Les sociétés de distribution sur la sellette

Qualité des hydrocarbures

Bien qu’il s’agisse d’un secret de polichinelle, mais le constat est alarmant. En fait, selon la Fédération nationale des propriétaires, commerçants et gérants des stations de services au Maroc, 50% des hydrocarbures sont commercialisés de façon illégale sur le marché marocain, apprend-on dans un communiqué rendu public.

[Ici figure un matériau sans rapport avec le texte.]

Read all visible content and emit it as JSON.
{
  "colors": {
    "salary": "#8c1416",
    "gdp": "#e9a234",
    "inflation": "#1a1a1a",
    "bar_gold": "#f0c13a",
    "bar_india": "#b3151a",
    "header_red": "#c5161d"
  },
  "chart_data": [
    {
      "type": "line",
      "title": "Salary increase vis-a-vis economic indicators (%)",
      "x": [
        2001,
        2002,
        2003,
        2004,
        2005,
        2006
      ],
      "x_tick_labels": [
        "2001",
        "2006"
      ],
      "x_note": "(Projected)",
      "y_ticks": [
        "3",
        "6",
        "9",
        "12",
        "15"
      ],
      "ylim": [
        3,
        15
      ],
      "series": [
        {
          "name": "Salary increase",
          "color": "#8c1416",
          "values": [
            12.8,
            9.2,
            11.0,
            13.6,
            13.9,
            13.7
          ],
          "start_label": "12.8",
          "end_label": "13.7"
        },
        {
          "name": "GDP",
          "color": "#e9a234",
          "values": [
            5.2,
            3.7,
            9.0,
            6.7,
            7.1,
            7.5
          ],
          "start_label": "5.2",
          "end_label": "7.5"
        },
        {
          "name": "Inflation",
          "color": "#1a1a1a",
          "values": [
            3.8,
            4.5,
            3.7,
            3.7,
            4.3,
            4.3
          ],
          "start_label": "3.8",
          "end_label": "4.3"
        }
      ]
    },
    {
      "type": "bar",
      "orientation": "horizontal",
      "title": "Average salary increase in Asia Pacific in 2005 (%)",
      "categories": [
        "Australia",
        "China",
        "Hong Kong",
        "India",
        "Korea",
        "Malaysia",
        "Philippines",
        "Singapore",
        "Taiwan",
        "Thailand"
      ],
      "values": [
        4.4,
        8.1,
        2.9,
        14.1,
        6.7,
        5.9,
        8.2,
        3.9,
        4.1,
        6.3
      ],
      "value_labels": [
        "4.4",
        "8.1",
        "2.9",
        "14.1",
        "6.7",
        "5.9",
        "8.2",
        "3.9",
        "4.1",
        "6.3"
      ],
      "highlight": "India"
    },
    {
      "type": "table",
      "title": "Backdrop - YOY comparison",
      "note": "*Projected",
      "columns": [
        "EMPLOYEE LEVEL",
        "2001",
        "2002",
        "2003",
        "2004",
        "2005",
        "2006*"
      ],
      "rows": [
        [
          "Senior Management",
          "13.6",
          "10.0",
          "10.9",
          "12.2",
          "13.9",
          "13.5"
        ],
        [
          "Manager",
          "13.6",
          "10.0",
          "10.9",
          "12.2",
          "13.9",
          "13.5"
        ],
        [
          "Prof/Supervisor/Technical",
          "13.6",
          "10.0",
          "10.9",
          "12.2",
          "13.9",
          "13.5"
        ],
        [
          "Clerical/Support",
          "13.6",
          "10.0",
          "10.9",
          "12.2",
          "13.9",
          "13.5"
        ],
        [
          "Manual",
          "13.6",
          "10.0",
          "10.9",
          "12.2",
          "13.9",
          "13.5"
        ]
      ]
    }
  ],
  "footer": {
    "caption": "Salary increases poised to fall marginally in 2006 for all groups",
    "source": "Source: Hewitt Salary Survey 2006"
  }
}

Un tel constat suscite d’ailleurs  des interrogations sur les responsabilités du gouvernement, qui, apparemment,  depuis la libéralisation forcée du secteur et la fermeture de la société Samir, s’est contenté de jouer le rôle de spectateur. Or, une libéralisation en bonne et due forme requiert, au moins, la mise en place des mécanismes d’accompagnement et des dispositifs de  régulation efficaces pour éviter tout effet pervers, mais en vain…

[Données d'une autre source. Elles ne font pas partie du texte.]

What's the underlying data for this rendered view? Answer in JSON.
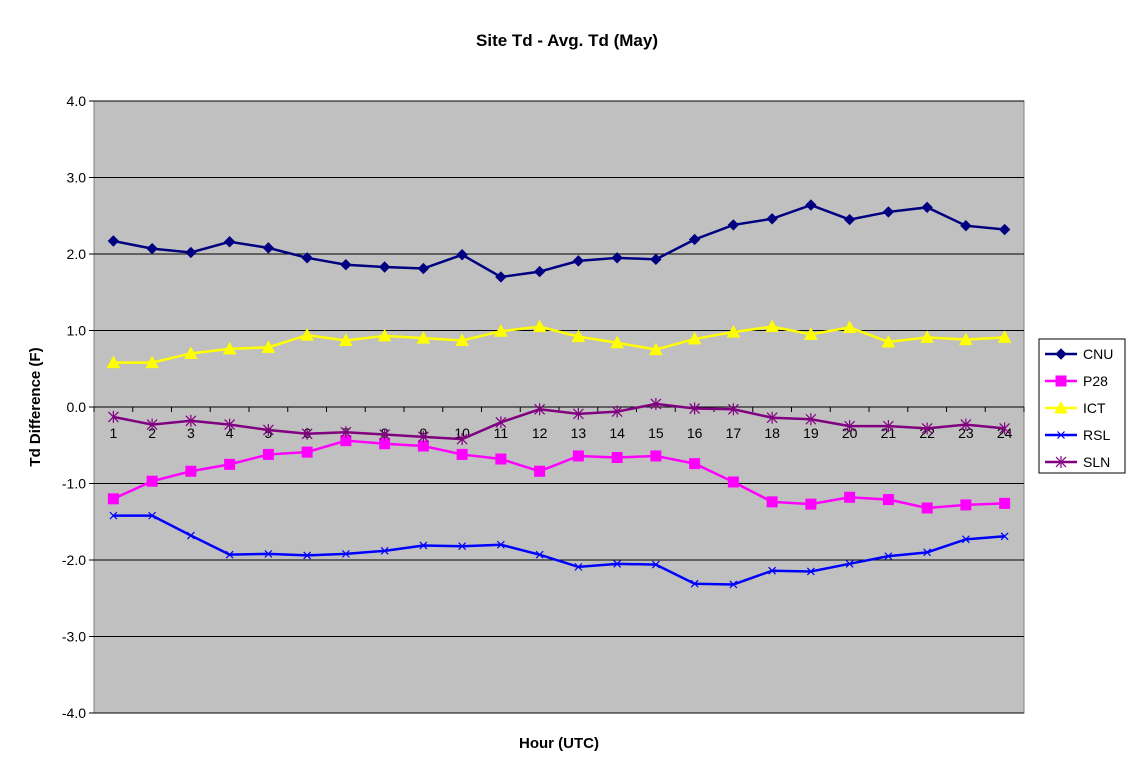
{
  "chart_data": {
    "type": "line",
    "title": "Site Td - Avg. Td (May)",
    "xlabel": "Hour (UTC)",
    "ylabel": "Td Difference (F)",
    "ylim": [
      -4.0,
      4.0
    ],
    "yticks": [
      "4.0",
      "3.0",
      "2.0",
      "1.0",
      "0.0",
      "-1.0",
      "-2.0",
      "-3.0",
      "-4.0"
    ],
    "ytick_values": [
      4,
      3,
      2,
      1,
      0,
      -1,
      -2,
      -3,
      -4
    ],
    "categories": [
      "1",
      "2",
      "3",
      "4",
      "5",
      "6",
      "7",
      "8",
      "9",
      "10",
      "11",
      "12",
      "13",
      "14",
      "15",
      "16",
      "17",
      "18",
      "19",
      "20",
      "21",
      "22",
      "23",
      "24"
    ],
    "plot_background": "#c0c0c0",
    "grid": true,
    "legend_position": "right",
    "series": [
      {
        "name": "CNU",
        "color": "#000080",
        "marker": "diamond",
        "values": [
          2.17,
          2.07,
          2.02,
          2.16,
          2.08,
          1.95,
          1.86,
          1.83,
          1.81,
          1.99,
          1.7,
          1.77,
          1.91,
          1.95,
          1.93,
          2.19,
          2.38,
          2.46,
          2.64,
          2.45,
          2.55,
          2.61,
          2.37,
          2.32
        ]
      },
      {
        "name": "P28",
        "color": "#ff00ff",
        "marker": "square",
        "values": [
          -1.2,
          -0.97,
          -0.84,
          -0.75,
          -0.62,
          -0.59,
          -0.44,
          -0.48,
          -0.51,
          -0.62,
          -0.68,
          -0.84,
          -0.64,
          -0.66,
          -0.64,
          -0.74,
          -0.98,
          -1.24,
          -1.27,
          -1.18,
          -1.21,
          -1.32,
          -1.28,
          -1.26
        ]
      },
      {
        "name": "ICT",
        "color": "#ffff00",
        "marker": "triangle",
        "values": [
          0.58,
          0.58,
          0.7,
          0.76,
          0.78,
          0.94,
          0.87,
          0.93,
          0.9,
          0.87,
          0.99,
          1.05,
          0.92,
          0.84,
          0.75,
          0.89,
          0.98,
          1.05,
          0.95,
          1.04,
          0.85,
          0.91,
          0.88,
          0.91
        ]
      },
      {
        "name": "RSL",
        "color": "#0000ff",
        "marker": "x",
        "values": [
          -1.42,
          -1.42,
          -1.68,
          -1.93,
          -1.92,
          -1.94,
          -1.92,
          -1.88,
          -1.81,
          -1.82,
          -1.8,
          -1.93,
          -2.09,
          -2.05,
          -2.06,
          -2.31,
          -2.32,
          -2.14,
          -2.15,
          -2.05,
          -1.95,
          -1.9,
          -1.73,
          -1.69
        ]
      },
      {
        "name": "SLN",
        "color": "#800080",
        "marker": "star",
        "values": [
          -0.13,
          -0.23,
          -0.18,
          -0.23,
          -0.3,
          -0.35,
          -0.33,
          -0.36,
          -0.39,
          -0.42,
          -0.2,
          -0.03,
          -0.09,
          -0.06,
          0.04,
          -0.02,
          -0.03,
          -0.14,
          -0.16,
          -0.25,
          -0.25,
          -0.28,
          -0.23,
          -0.28
        ]
      }
    ]
  }
}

Il faut dire, selon les propriétaires des stations, qu’une telle situation s’explique par la prolifération des intermédiaires et intrus qui sont approvisionnés par les opérateurs de distribution avec des prix bas et ce  en comparaison avec les prix facturés aux stations de services.                         À en croire la même source,  ces intermédiaires illégaux, procèdent,  de leur part, à alimenter illicitement certains professionnels du transport, des industriels et des entrepôts clandestins, ce qui leur permet de réaliser des  marges bénéficiaires exorbitantes, soit quatre fois de plus de ce qu’empochent les commerçants légaux.

Cela étant, «de telles pratiques ne font que violer les règles de la concurrence», indique la même source. Encore plus,  les semi-remorques citernes  qui s’activant illégalement sur le marché, distribuent  de grandes quantités d’hydrocarbures dont on ignore la provenance et même sans subir aucun contrôle de la part du département de tutelle, indique le  communiqué.

La loi du GPM…

Tout en jetant la responsabilité sur les autorités compétentes, la Fédération nationale des propriétaires, commerçants et gérants des stations de services au Maroc a ainsi  dénoncé le silence du ministère de l’Énergie.

Contacté par Al Bayane,  le Secrétaire général de la Fédération, Réda Nadifi, a déclaré que ces pratiques illégales ont contribué à une baisse significative des recettes des stations de services, s’élevant à 30%. Abondant dans le même ordre d’idées, notre interlocuteur a appelé le département de tutelle à l’élaboration des textes organiques afin de mettre fin à l’anarchie qui règne sur le secteur, tout en faisant savoir que la marge bénéficiaire des propriétaires n’a pas connu une augmentation depuis plus de vingt ans.

Pour lui, ces intermédiaires profitent du vide juridique en créant des entreprises de vente des hydrocarbures, alors qu’en principe tout vendeur devrait disposer d’une autorisation délivrée par le département de tutelle afin de bien réguler le marché et imposer, par conséquent, les normes de qualité.  « Les propriétaires et commerçants des stations de services en ont ras-le-bol de  cette concurrence déloyale qui  va nous  contraindre certainement à mettre la clef sous le paillasson», a-t-il averti.

En sus de cela, le véritable problème consiste à ce que le Groupement pétrolier du Maroc (GPM)  refuse toute négociation en voulant  imposer sa propre  loi,  en dépit des multiples correspondances adressées à cette instance ou encore au ministère de l’énergie , a conclu Réda Nadifi.